Aufsätze

Der Spezialfonds erfolgreich auf dem Weg in die Zukunft

Über lange Jahre läuteten viele Branchenkenner das Totenglöckchen für den deutschen Spezialfonds, galt er doch als starr, unflexibel, international nicht vermarktbar und die Anlagemöglichkeiten als zu restriktiv. In der Tat ist der Spezialfonds als gesetzlich regulierte Investmentform ein typisch deutsches Kapitalanlagevehikel und im Ausland nur wenig bekannt.
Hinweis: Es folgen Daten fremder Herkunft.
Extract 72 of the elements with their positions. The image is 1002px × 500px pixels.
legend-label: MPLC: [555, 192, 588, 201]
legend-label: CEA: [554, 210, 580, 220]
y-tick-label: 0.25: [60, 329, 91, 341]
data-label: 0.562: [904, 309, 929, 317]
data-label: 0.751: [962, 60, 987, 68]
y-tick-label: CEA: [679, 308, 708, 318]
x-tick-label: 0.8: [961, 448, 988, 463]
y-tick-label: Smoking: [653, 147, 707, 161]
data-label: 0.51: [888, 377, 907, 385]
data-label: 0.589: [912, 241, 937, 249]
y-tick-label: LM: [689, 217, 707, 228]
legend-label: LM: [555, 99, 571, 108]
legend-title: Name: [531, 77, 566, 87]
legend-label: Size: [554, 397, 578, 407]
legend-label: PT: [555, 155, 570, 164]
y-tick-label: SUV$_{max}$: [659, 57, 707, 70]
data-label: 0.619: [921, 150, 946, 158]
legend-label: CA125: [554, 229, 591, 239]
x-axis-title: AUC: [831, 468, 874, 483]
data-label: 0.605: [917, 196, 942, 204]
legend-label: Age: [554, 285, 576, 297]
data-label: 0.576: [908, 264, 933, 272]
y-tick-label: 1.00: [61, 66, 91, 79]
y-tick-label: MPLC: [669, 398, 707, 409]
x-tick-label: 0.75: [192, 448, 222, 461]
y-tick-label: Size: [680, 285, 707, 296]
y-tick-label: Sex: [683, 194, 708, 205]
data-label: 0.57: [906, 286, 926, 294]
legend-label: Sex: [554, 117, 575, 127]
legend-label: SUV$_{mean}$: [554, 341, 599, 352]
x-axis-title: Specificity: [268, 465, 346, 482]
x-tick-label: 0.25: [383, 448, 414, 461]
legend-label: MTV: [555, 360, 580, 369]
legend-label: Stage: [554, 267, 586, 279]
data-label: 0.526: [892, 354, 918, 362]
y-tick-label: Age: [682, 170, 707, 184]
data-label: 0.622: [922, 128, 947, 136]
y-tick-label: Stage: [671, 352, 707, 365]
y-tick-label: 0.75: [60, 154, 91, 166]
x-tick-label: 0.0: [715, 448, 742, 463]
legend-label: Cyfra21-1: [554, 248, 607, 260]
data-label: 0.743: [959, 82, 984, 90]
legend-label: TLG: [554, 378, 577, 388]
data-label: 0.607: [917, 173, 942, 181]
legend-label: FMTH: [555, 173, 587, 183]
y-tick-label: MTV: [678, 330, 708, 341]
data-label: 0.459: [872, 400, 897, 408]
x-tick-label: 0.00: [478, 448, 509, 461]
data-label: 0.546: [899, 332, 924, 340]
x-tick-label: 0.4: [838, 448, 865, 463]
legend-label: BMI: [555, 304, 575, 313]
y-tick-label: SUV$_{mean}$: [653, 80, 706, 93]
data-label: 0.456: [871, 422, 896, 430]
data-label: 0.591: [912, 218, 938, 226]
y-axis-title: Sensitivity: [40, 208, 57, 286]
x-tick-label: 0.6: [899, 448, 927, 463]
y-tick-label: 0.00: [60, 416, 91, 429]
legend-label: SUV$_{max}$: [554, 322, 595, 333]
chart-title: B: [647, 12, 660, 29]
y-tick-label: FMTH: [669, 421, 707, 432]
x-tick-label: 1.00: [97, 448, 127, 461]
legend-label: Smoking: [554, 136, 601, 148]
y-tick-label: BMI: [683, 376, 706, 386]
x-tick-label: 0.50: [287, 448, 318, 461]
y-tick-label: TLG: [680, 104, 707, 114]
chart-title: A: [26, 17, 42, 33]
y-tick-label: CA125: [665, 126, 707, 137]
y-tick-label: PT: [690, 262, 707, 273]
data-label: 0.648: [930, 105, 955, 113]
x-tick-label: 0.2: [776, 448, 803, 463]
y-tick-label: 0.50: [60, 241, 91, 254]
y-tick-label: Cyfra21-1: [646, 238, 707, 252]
Wider dieser Prognosen entwickelte sich der Spezialfonds in der letzten Dekade zum Bestseller und ist in Deutschland mit klarem Vorsprung die erfolgreichste Investmentform: Aktuell werden rund 658 Milliarden Euro in Spezialfonds verwaltet, dies entspricht 52 Prozent des in der BVI-Gesamtstatistik aufgeführten verwalteten Vermögens. Der Spezialfonds ist damit die bedeutendste deutsche Investmentform, noch vor den in der Öffentlichkeit deutlich präsenteren Publikumsfonds (Abbildung 1) - Grund genug, die Vorzüge des Spezialfonds einmal gründlich zu durchleuchten.

Klare Vorteile gegenüber Direktanlagen

Der Mehrwert für institutionelle Anleger gegenüber der eigenen Verwaltung von Direktanlagen gehört in jedem Fall zu den Gründen für den nachhaltigen Erfolg von Spezialfonds. Zu diesen Mehrwerten zählen insbesondere Transparenz und Sicherheit in der Kapitalanlage und die Effizienzvorteile auf Seiten des Anlegers.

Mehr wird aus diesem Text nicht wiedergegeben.